Load-balancing for MySQL Cluster
Shortly after I wrote my last post regarding some advanced Connector/J load-balancing properties, Anirudh published a post describing configuration of RHEL LVS for load-balancing and failover of MySQL Cluster SQL nodes. It’s an interesting post, and I admit I know very little about RHEL LVS, but it reminded me of problems I experienced when trying to set up load-balanced ColdFusion(!) servers at my last job, years back. We ended up with a nice hardware load-balancer sitting in front of multiple ColdFusion web servers. The problems we found were that our application depended upon session state, which was stored (of course) on a single web server. The load-balancer allowed us to define sticky sessions, which is what we did, but it cost us.
We couldn’t really balance load – we could balance session counts, sort of. Every time a new session started, the balancer would pick which server would handle that session – for the full duration of the session. Some sessions might be short and little load, while others may be very long and represent a huge amount of load.
We also had a limited HA solution. We implemented a heartbeat function so that when a web server went offline, the load-balancer would re-route affected users to an available server. But because the session data was stored on the original server, the user had to log in again and recreate session data. If the user was in the middle of a complex transaction, too bad.
The above problem also made maintenance a pain. We could reconfigure the load-balancer on the fly to stop using a specific server for new sessions, but we couldn’t take that web server offline until all of the user sessions on that machine terminated. That might take 5 minutes, or it might take 5 hours.

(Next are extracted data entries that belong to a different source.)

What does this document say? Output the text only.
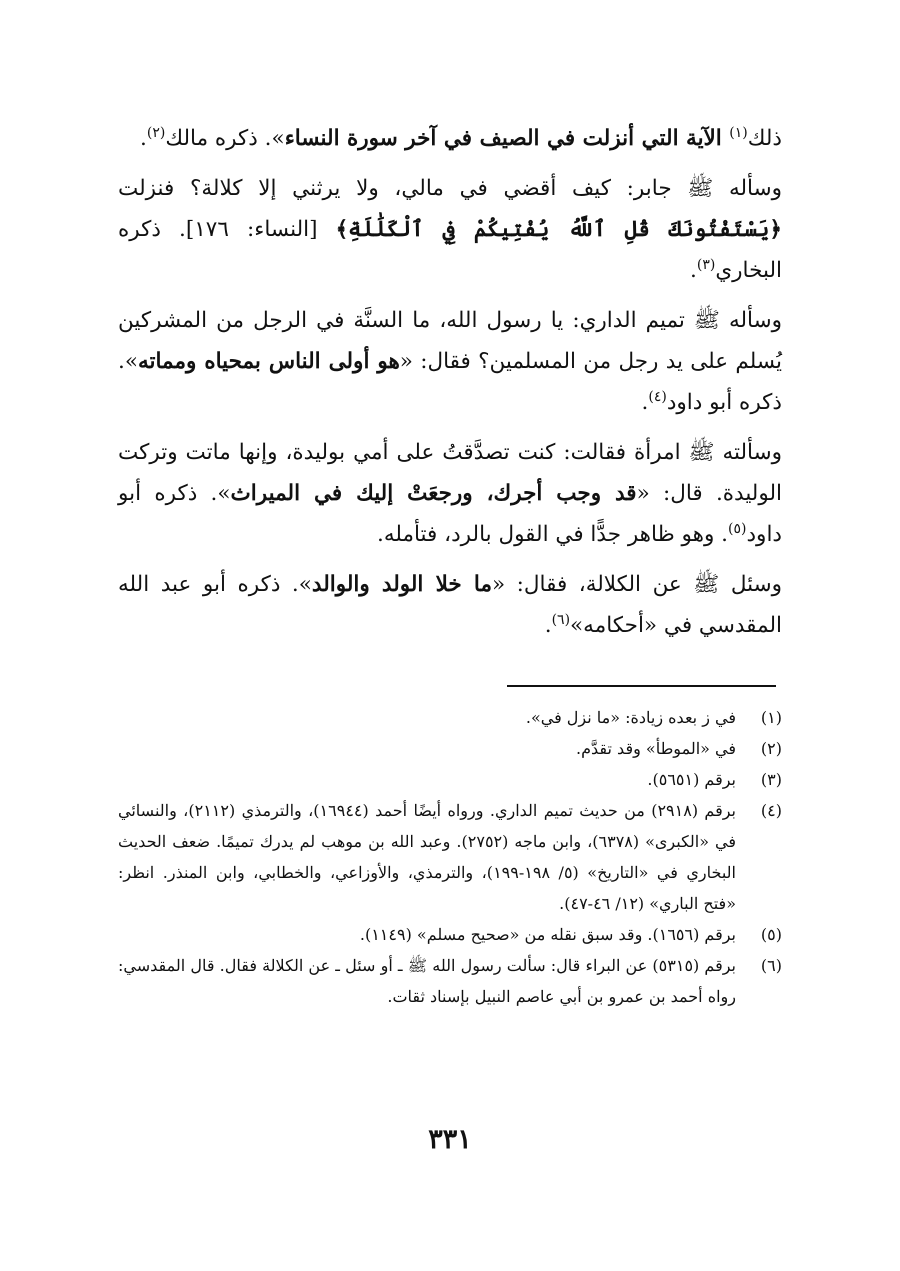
ذلك$^{(١)}$ الآية التي أنزلت في الصيف في آخر سورة النساء». ذكره مالك$^{(٢)}$.

وسأله ﷺ جابر: كيف أقضي في مالي، ولا يرثني إلا كلالة؟ فنزلت ﴿يَسْتَفْتُونَكَ قُلِ ٱللَّهُ يُفْتِيكُمْ فِي ٱلْكَلَٰلَةِ﴾ [النساء: ١٧٦]. ذكره البخاري$^{(٣)}$.

وسأله ﷺ تميم الداري: يا رسول الله، ما السنَّة في الرجل من المشركين يُسلم على يد رجل من المسلمين؟ فقال: «هو أولى الناس بمحياه ومماته». ذكره أبو داود$^{(٤)}$.

وسألته ﷺ امرأة فقالت: كنت تصدَّقتُ على أمي بوليدة، وإنها ماتت وتركت الوليدة. قال: «قد وجب أجرك، ورجعَتْ إليك في الميراث». ذكره أبو داود$^{(٥)}$. وهو ظاهر جدًّا في القول بالرد، فتأمله.

وسئل ﷺ عن الكلالة، فقال: «ما خلا الولد والوالد». ذكره أبو عبد الله المقدسي في «أحكامه»$^{(٦)}$.

(١)
في ز بعده زيادة: «ما نزل في».
(٢)
في «الموطأ» وقد تقدَّم.
(٣)
برقم (٥٦٥١).
(٤)
برقم (٢٩١٨) من حديث تميم الداري. ورواه أيضًا أحمد (١٦٩٤٤)، والترمذي (٢١١٢)، والنسائي في «الكبرى» (٦٣٧٨)، وابن ماجه (٢٧٥٢). وعبد الله بن موهب لم يدرك تميمًا. ضعف الحديث البخاري في «التاريخ» (٥/ ١٩٨-١٩٩)، والترمذي، والأوزاعي، والخطابي، وابن المنذر. انظر: «فتح الباري» (١٢/ ٤٦-٤٧).
(٥)
برقم (١٦٥٦). وقد سبق نقله من «صحيح مسلم» (١١٤٩).
(٦)
برقم (٥٣١٥) عن البراء قال: سألت رسول الله ﷺ ـ أو سئل ـ عن الكلالة فقال. قال المقدسي: رواه أحمد بن عمرو بن أبي عاصم النبيل بإسناد ثقات.
٣٣١
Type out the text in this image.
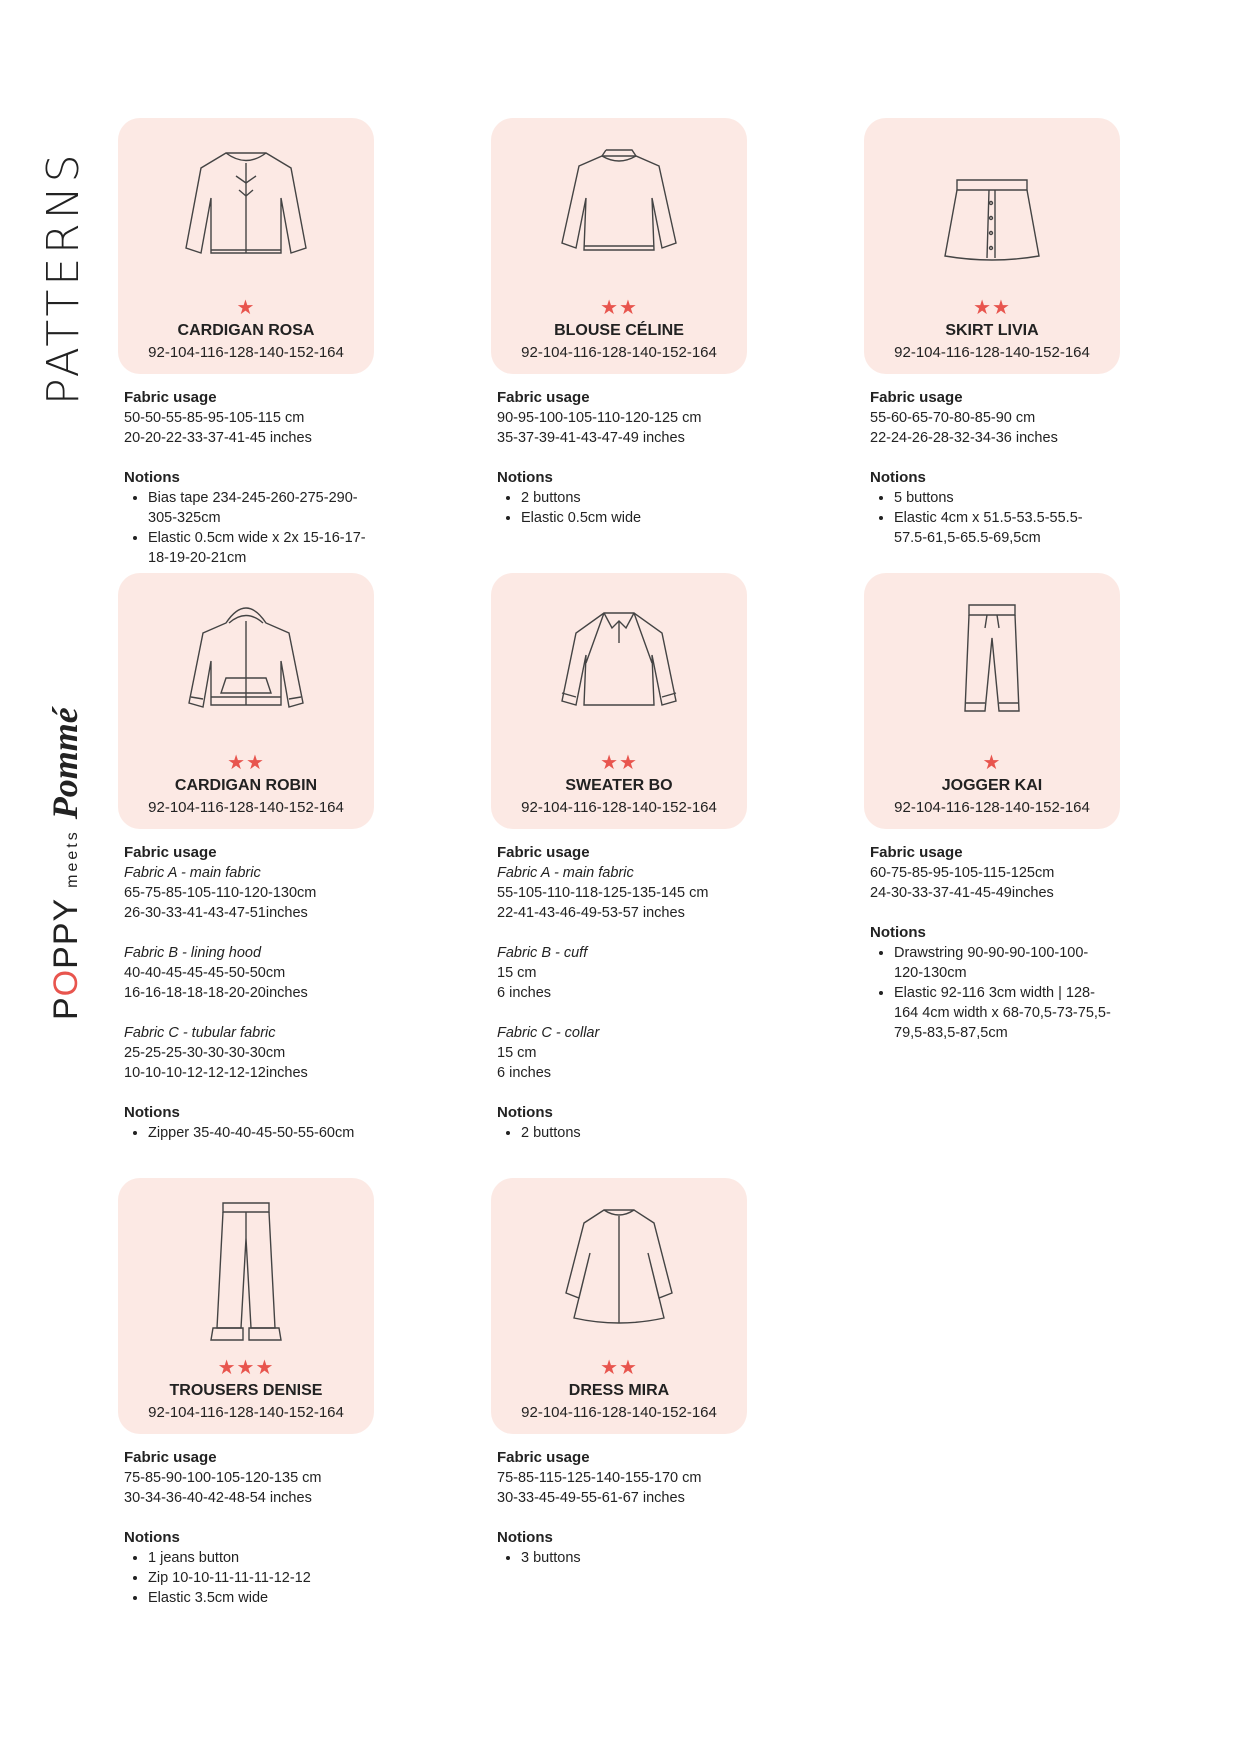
PATTERNS
POPPY
meets
Pommé
★
CARDIGAN ROSA
92-104-116-128-140-152-164
Fabric usage
50-50-55-85-95-105-115 cm
20-20-22-33-37-41-45 inches
Notions
• Bias tape 234-245-260-275-290-305-325cm
• Elastic 0.5cm wide x 2x 15-16-17-18-19-20-21cm
★★
BLOUSE CÉLINE
92-104-116-128-140-152-164
Fabric usage
90-95-100-105-110-120-125 cm
35-37-39-41-43-47-49 inches
Notions
• 2 buttons
• Elastic 0.5cm wide
★★
SKIRT LIVIA
92-104-116-128-140-152-164
Fabric usage
55-60-65-70-80-85-90 cm
22-24-26-28-32-34-36 inches
Notions
• 5 buttons
• Elastic 4cm x 51.5-53.5-55.5-57.5-61,5-65.5-69,5cm
★★
CARDIGAN ROBIN
92-104-116-128-140-152-164
Fabric usage
Fabric A - main fabric
65-75-85-105-110-120-130cm
26-30-33-41-43-47-51inches
Fabric B - lining hood
40-40-45-45-45-50-50cm
16-16-18-18-18-20-20inches
Fabric C - tubular fabric
25-25-25-30-30-30-30cm
10-10-10-12-12-12-12inches
Notions
• Zipper 35-40-40-45-50-55-60cm
★★
SWEATER BO
92-104-116-128-140-152-164
Fabric usage
Fabric A - main fabric
55-105-110-118-125-135-145 cm
22-41-43-46-49-53-57 inches
Fabric B - cuff
15 cm
6 inches
Fabric C - collar
15 cm
6 inches
Notions
• 2 buttons
★
JOGGER KAI
92-104-116-128-140-152-164
Fabric usage
60-75-85-95-105-115-125cm
24-30-33-37-41-45-49inches
Notions
• Drawstring 90-90-90-100-100-120-130cm
• Elastic 92-116 3cm width | 128-164 4cm width x 68-70,5-73-75,5-79,5-83,5-87,5cm
★★★
TROUSERS DENISE
92-104-116-128-140-152-164
Fabric usage
75-85-90-100-105-120-135 cm
30-34-36-40-42-48-54 inches
Notions
• 1 jeans button
• Zip 10-10-11-11-11-12-12
• Elastic 3.5cm wide
★★
DRESS MIRA
92-104-116-128-140-152-164
Fabric usage
75-85-115-125-140-155-170 cm
30-33-45-49-55-61-67 inches
Notions
• 3 buttons
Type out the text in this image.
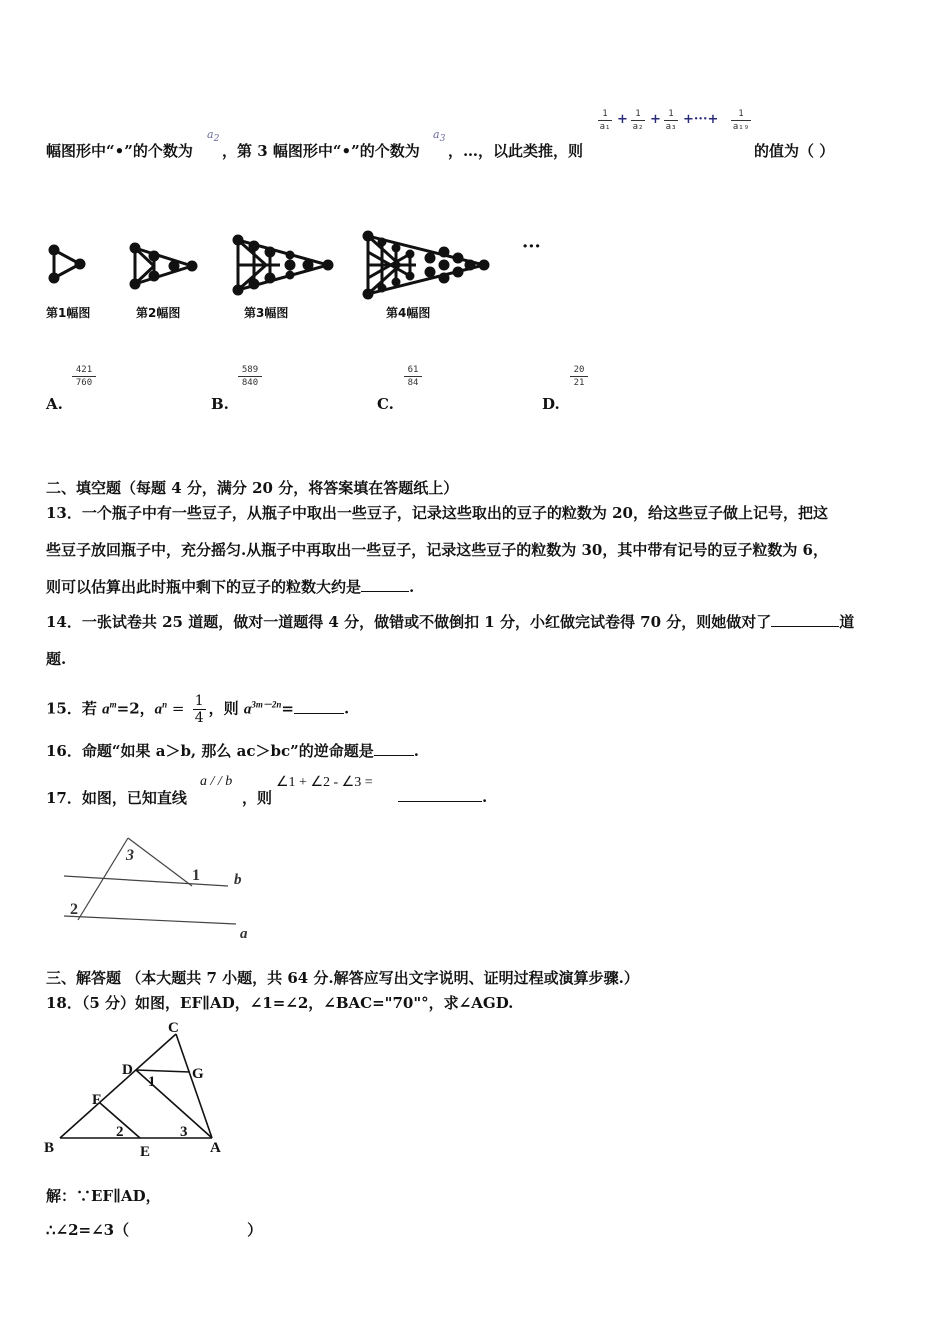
幅图形中“•”的个数为
$a_2$
，第 3 幅图形中“•”的个数为
$a_3$
，…，以此类推，则
$\frac{1}{\text{a₁}} + \frac{1}{\text{a₂}} + \frac{1}{\text{a₃}}$ +···+ $\frac{1}{\text{a₁₉}}$
的值为（ ）
···
第1幅图	第2幅图	第3幅图	第4幅图
$\frac{421}{760}$
A.
$\frac{589}{840}$
B.
$\frac{61}{84}$
C.
$\frac{20}{21}$
D.
二、填空题（每题 4 分，满分 20 分，将答案填在答题纸上）
13．一个瓶子中有一些豆子，从瓶子中取出一些豆子，记录这些取出的豆子的粒数为 20，给这些豆子做上记号，把这
些豆子放回瓶子中，充分摇匀.从瓶子中再取出一些豆子，记录这些豆子的粒数为 30，其中带有记号的豆子粒数为 6，
则可以估算出此时瓶中剩下的豆子的粒数大约是	.
14．一张试卷共 25 道题，做对一道题得 4 分，做错或不做倒扣 1 分，小红做完试卷得 70 分，则她做对了	道
题.
15．若 $a^m=2$，$a^n = \frac{1}{4}$ ，则 $a^{3m-2n}=$	.
16．命题“如果 a＞b, 那么 ac＞bc”的逆命题是	.
17．如图，已知直线
a / / b
，则
∠1 + ∠2 - ∠3 =
.
3
1 b
2
a
三、解答题 （本大题共 7 小题，共 64 分.解答应写出文字说明、证明过程或演算步骤.）
18．（5 分）如图，EF∥AD，∠1=∠2，∠BAC="70"°，求∠AGD.
C
D	G
F
B	E	A
1
2	3
解：∵EF∥AD，
∴∠2=∠3（	）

As I said, I’m no LVS expert, but I would expect similar problems when using it as a load-balancer for MySQL Cluster. I suspect that only new connection requests are balanced, making persistent connections (like common Java connection pools) “sticky” to whatever machine the connection was originally assigned. You probably cannot balance load at anything less than “connection” level, while Connector/J will rebalance after transactions or communications errors. And anytime you lack the ability to redistribute load except at new connections, taking servers offline for maintenance will be problematic (Connector/J 5.1.13 provides a new mechanism to facilitate interruption-free maintenance, which I intend to blog about later).
This means that it probably works best when using other connectors which don’t support load-balancing, or with applications that don’t use persistent connections, but I wouldn’t use it instead of Connector/J’s load-balancing, and I definitely would not use it with Connector/J’s load-balancing – Connector/J won’t understand that multiple MySQL server instances live behind a single address, and won’t be able to coordinate load-balancing with LVS.